Policy consensus-based distributed deterministic multi-agent reinforcement learning over directed graphs

Yifan Hu, Junjie Fu, Guanghui Wen, Changyin Sun

Published: 29 Aug 2024, Last Modified: 30 Sept 2024IEEE Transactions on Artificial IntelligenceEveryoneRevisionsCC BY 4.0

Abstract: Learning efficient coordination policies over continuous state and action spaces remains a huge challenge for existing distributed multi-agent reinforcement learning (MARL) algorithms. In this article, the classic deterministic policy gradient method is extended to the distributed MARL domain to handle the continuous control policy learning issue for a team of homogeneous agents connected through a directed graph.
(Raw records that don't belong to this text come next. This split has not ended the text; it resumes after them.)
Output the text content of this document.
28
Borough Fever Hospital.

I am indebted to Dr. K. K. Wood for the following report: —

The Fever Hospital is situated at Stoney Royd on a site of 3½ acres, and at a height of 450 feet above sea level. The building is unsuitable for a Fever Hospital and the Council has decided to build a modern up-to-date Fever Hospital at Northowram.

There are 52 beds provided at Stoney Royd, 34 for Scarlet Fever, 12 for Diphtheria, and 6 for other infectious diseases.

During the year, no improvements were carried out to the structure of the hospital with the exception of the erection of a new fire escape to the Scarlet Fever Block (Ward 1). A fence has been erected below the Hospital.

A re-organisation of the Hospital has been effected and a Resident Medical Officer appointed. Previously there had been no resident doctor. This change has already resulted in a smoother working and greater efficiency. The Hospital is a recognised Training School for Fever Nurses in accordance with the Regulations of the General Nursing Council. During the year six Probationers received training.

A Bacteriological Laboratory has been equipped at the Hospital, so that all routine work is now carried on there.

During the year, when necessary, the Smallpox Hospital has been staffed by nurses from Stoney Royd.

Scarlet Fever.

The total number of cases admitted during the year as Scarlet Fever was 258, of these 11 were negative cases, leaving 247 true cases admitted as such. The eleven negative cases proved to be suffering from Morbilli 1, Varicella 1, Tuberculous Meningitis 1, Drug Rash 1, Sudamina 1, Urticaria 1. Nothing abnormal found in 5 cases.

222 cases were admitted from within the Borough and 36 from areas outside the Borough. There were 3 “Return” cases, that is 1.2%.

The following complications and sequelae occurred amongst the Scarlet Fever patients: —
A theoretical on-policy distributed actor-critic algorithm is firstly proposed based on a local deterministic policy gradient theorem, which considers observation-based policies, and incorporates consensus updates for the critic and actor parameters. Stochastic approximation theory is then used to obtain asymptotic convergence results of the algorithm under standard assumptions. Thereafter, a practical distributed deterministic actor-critic algorithm is proposed by integrating the theoretical algorithm with the deep reinforcement learning training architecture, which achieves better scalability, exploration ability and data efficiency. Simulations are carried out in standard MARL environments with continuous action spaces, where the results demonstrate that the proposed distributed algorithm achieves comparable learning performance to solid centralized trained baselines, while demanding much less communication resources.